In accordance with HADES’ command, the Eclipse acquired several Khopeshes and other Faro Plague robots. Khopeshes were exhumed at ancient ruins such as Maker's End, and extracted from within the colossal derelict Metal Devils that had manufactured them, at sites such as the Grave-Hoard and in The Jewel. They were used by the Eclipse in their large-scale operations, such as their invasion of the Nora Sacred Land. Although some recovered Khopeshes could not be restored, the Eclipse were able to scavenge machine guns from their chassis and use them in combat. Due to their incredible firepower, the Eclipse named these ancient machine as Deathbringers.
The Nora huntress Aloy was first told of Deathbringers when she interrogated the Oseram delver Olin, who was working, albeit unwillingly, for the Eclipse. Aloy later terminated the Eclipse’s Deathbringer retrieval operations at Maker’s End and the Grave-Hoard, destroying the Deathbringer in each instance.
Aloy next encountered Deathbringers when she infiltrated the Eclipse’s main base in The Jewel to crash the cult’s Focus network. HADES, in response to Aloy's destruction of the network, had Deathbringers fire at her in an attempt to kill her. Finally, during the Eclipse’s assault on Meridian, the Deathbringers formed the main infantry of the invasion. While Meridian's defenses took down several, they were overwhelmed by the sheer number. One Deathbringer brought the processing module containing HADES to the Spire, allowing it to transmit a reactivation signal to the rest of the Faro Plague. To protect itself while it transmitted the signal, HADES used a heavily augmented Deathbringer as a guard. Meanwhile, in various tribal lands, long-buried Deathbringers began digging their way to the surface.

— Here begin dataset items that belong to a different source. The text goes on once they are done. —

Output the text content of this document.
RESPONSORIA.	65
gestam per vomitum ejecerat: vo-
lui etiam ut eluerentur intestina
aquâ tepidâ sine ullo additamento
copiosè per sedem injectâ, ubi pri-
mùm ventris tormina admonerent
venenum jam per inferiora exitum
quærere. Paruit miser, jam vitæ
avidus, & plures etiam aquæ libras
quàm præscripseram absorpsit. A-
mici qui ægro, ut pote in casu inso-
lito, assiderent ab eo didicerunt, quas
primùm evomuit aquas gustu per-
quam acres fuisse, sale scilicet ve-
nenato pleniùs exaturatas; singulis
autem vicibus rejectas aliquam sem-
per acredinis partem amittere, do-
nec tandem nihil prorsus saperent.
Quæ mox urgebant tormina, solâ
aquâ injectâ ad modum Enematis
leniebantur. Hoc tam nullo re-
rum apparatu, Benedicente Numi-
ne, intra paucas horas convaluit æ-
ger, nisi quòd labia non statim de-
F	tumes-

Despite its sheer might, Aloy and her allies destroyed the Deathbringer, allowing Aloy to reach HADES. She purged HADES from Zero Dawn using the system’s Master Override, permanently terminating its ability to use the Zero Dawn transmission array to broadcast its reactivating signal. With that, every Faro Plague robot it had reactivated went offline, including Deathbringers, this time without any further known means of reactivation.